AZ/Daiichi Sankyo create Japan iPhone app for acid reflux
pharmafile | September 19, 2013 | News story | Medical Communications, Sales and Marketing | AstraZeneca, Daiichi Sankyo, Japan, Nexium, app, iphone
AstraZeneca and partner Daiichi Sankyo are launching a new iPhone app to educate the public about reflux esophagitis through a campaign entitled “Do you experience heartburn or acid reflux?”
The disease awareness campaign will look at helping the Japanese public understand the symptoms of reflux esophagitis and how they affect the daily lives of patients.
The campaign incorporates a variety of media featuring TV commercials and a website to encourage patients to seek the appropriate treatment and ‘take control of their lives’, according to the firms.
In conjunction with this campaign, Daiichi Sankyo and AstraZeneca have launched the new “Heartburn/Acid Reflux Notebook” iPhone app, which features a variety of functions to help patients relieve their symptoms.

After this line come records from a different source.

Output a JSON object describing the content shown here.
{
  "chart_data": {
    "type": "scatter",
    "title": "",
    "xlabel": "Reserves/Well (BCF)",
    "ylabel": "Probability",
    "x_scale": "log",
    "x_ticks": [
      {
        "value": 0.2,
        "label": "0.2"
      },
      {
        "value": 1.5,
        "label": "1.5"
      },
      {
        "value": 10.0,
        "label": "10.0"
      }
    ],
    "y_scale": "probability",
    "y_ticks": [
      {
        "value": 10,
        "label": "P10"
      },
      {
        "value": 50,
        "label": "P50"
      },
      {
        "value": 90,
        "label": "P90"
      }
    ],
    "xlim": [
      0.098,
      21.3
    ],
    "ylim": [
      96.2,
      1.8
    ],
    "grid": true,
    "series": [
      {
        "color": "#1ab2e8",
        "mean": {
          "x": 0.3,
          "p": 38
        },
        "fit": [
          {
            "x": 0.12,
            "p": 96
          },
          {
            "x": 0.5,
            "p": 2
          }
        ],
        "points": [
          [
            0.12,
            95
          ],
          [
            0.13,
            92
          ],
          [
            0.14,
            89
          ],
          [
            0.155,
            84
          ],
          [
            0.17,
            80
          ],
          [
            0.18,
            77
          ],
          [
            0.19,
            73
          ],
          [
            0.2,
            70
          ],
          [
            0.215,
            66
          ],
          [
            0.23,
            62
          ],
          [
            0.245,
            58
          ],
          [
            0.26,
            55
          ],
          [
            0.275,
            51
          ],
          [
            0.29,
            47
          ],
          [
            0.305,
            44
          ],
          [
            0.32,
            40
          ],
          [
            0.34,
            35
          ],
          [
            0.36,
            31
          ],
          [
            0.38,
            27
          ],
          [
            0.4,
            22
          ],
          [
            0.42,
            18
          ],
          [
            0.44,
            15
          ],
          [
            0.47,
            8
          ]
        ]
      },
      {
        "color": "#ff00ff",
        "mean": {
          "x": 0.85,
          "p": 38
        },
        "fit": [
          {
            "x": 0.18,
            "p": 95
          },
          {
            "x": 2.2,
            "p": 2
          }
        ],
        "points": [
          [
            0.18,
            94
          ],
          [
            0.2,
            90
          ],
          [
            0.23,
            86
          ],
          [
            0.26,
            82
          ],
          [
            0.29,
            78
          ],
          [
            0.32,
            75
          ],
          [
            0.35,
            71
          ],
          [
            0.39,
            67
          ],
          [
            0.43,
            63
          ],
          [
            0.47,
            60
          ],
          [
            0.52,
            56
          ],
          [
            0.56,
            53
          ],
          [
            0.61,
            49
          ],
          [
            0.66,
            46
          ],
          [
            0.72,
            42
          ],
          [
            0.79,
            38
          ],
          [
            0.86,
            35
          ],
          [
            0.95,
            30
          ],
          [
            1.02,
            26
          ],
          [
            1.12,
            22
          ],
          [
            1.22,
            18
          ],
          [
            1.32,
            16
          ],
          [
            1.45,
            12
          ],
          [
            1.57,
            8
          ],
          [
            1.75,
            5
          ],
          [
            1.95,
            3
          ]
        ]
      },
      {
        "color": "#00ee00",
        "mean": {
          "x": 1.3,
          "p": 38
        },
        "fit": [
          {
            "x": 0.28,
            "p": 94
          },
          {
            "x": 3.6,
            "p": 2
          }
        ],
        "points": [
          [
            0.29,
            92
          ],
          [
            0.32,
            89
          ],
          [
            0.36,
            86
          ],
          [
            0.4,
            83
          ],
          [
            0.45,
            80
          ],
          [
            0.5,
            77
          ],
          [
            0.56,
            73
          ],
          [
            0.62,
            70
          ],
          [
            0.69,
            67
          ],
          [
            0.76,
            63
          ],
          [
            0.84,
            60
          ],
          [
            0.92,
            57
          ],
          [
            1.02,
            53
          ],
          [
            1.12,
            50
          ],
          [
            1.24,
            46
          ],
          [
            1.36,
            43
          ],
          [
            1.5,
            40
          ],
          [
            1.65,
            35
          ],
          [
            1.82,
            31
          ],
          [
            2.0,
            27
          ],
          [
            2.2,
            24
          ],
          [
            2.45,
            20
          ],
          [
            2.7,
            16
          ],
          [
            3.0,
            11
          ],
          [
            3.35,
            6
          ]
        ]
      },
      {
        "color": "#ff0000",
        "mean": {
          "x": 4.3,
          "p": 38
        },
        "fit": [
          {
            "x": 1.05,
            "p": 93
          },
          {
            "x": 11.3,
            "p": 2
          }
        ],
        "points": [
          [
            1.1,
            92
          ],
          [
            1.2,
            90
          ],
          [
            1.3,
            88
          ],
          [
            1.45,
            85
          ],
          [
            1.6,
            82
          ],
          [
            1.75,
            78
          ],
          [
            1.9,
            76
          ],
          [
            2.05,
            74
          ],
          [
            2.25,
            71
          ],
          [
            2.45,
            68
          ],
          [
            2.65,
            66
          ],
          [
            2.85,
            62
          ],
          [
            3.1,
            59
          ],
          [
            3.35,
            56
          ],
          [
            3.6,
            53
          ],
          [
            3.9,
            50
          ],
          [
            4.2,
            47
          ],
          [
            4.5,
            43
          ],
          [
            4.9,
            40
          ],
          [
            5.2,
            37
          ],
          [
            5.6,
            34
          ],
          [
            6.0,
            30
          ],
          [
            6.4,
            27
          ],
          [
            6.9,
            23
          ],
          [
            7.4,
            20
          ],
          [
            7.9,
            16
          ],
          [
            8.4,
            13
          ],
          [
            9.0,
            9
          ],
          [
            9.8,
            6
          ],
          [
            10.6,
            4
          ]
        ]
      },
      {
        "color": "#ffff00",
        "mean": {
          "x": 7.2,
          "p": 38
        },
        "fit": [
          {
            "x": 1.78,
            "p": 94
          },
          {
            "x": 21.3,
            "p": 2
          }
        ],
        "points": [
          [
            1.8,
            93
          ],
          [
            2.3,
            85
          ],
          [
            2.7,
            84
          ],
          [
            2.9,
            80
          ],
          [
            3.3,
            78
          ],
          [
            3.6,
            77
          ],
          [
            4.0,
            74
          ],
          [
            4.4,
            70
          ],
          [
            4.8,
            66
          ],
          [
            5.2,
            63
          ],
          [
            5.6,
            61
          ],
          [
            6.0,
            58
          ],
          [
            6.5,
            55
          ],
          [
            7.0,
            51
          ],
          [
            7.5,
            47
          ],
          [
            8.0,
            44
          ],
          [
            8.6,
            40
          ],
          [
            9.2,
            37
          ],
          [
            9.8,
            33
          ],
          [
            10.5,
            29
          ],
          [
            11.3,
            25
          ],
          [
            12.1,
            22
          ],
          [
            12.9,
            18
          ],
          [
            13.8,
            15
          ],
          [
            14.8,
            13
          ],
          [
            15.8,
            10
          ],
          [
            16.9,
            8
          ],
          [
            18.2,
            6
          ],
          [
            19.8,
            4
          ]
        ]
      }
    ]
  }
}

The app is currently only available in Japanese.
In 2010 AstraZeneca signed a $100 million deal with Daiichi Sankyo for the co-promotion and supply of its proton pump inhibitor Nexium, licensed for gastroesophageal reflux disease, in Japan. The drug was once AZ’s biggest selling before succumbing to generic erosion in certain markets, making over $5 billion in peak annual sales.
But Nexium still has a long patent life in Japan as it was only approved there several years ago, meaning the firms are still keen to market the drug to help shore up loss sales from other countries.
Japan’s recent shift towards a Western diet and lowered incidence of helicobacter pylori infection have resulted in increased levels of acid secretion and reflux esophagitis sufferers are thought to be on the rise.
Reflux esophagitis is a disease in which inflammation of the oesophageal membrane occurs when stomach contents, including the highly acidic hydrochloric acid (gastric acid), are regurgitated.
The main symptoms of the disease include heartburn and acid reflux (an acidic taste in the throat and mouth, accompanied by a feeling that the contents of the stomach are being regurgitated).
The Japanese Society of Gastroenterology’s 2009 GERD treatment guidelines state that one or more instances of symptoms per week have a negative effect on QOL, and that the ultimate goal is to relieve symptoms completely.